Bob Wilson

Personal information
- Full name: Robert Smail Whitelaw Wilson
- Date of birth: 29 June 1934
- Place of birth: Musselburgh, Scotland
- Date of death: 24 October 2025 (aged 91)
- Position: Wing-half

Youth career
- Musselburgh Athletic

Senior career*
- Years: Team / Apps / (Gls)
- 1954–1957: Aberdeen / 20 / (1)
- 1957–1960: Norwich City / 62 / (0)
- 1960–1961: Gillingham / 35 / (0)
- 1961–1962: Accrington Stanley
- 1962–1963: Chester City / 15 / (0)
- 1963–?: GKN Sankey

= Bob Wilson (footballer, born 1934) =

Scottish footballer (1934–2025)

Robert Smail Whitelaw Wilson (29 June 1934 – 24 October 2025) was a Scottish professional footballer. Primarily a wing-half, he began his professional career with Aberdeen, before going on to play for a number of English clubs. He was captain of the original incarnation of Accrington Stanley when the club resigned from The Football League in 1962.

==Career==
Born in Musselburgh, Wilson began his career with local Junior club Musselburgh Athletic before joining Aberdeen in November 1954. He gained a place in the club's first team during the 1955–56 season and played in the team which beat St Mirren to win the Scottish League Cup that season.
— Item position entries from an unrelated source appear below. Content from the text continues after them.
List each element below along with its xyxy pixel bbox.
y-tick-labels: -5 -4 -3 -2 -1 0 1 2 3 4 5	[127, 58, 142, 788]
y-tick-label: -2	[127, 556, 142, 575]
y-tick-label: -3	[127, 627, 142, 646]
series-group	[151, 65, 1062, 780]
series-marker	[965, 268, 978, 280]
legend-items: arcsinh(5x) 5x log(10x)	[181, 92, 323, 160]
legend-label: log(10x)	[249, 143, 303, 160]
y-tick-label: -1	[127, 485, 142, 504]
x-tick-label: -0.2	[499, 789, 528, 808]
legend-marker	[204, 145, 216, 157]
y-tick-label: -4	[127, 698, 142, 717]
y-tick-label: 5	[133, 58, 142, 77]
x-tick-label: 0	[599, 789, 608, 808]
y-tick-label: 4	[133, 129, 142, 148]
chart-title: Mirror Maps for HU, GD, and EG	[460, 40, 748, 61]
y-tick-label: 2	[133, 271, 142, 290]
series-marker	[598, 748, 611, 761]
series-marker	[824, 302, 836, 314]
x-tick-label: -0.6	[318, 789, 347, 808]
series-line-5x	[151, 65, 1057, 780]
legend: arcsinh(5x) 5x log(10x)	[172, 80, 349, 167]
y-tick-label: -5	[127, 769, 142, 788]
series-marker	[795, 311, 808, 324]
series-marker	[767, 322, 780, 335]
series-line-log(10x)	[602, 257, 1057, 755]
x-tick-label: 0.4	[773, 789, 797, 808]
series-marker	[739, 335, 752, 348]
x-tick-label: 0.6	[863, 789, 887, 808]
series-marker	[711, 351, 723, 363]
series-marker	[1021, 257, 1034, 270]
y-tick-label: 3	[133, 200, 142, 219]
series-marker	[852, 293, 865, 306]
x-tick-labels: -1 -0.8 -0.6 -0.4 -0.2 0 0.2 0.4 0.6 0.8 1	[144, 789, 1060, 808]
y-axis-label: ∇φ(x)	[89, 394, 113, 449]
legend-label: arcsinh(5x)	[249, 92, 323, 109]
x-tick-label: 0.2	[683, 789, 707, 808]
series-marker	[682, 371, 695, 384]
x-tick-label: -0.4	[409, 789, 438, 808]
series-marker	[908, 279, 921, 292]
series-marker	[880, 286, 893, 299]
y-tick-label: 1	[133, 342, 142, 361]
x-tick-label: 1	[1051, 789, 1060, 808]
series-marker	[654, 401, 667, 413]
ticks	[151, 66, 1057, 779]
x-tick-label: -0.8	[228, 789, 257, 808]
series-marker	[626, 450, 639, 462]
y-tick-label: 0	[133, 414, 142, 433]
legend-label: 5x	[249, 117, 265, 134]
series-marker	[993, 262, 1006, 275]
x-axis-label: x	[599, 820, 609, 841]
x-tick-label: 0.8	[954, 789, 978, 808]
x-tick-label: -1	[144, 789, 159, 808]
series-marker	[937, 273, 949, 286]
In May 1957 Wilson left Scotland and joined Norwich City of the Football League Third Division South. He was a regular in his first season but soon lost his starting place and in 1960 he took the decision to leave Carrow Road and join Gillingham of the Fourth Division. He made 35 Football League appearances for the club, but chose to move on at the end of the 1960–61 season. A number of Scottish clubs were interested in signing him, but he chose to remain in England and join Accrington Stanley, also of the Fourth Division. He became club captain, but in March 1962 Stanley resigned from the Football League due to financial problems, making Wilson the last man ever to captain the club in a professional match. Wilson joined another Fourth Division club, Chester, where he played 15 times. He then left the professional game and dropped into non-league football with Shropshire-based GKN Sankey.

==Death==
Wilson died on 24 October 2025, at the age of 91.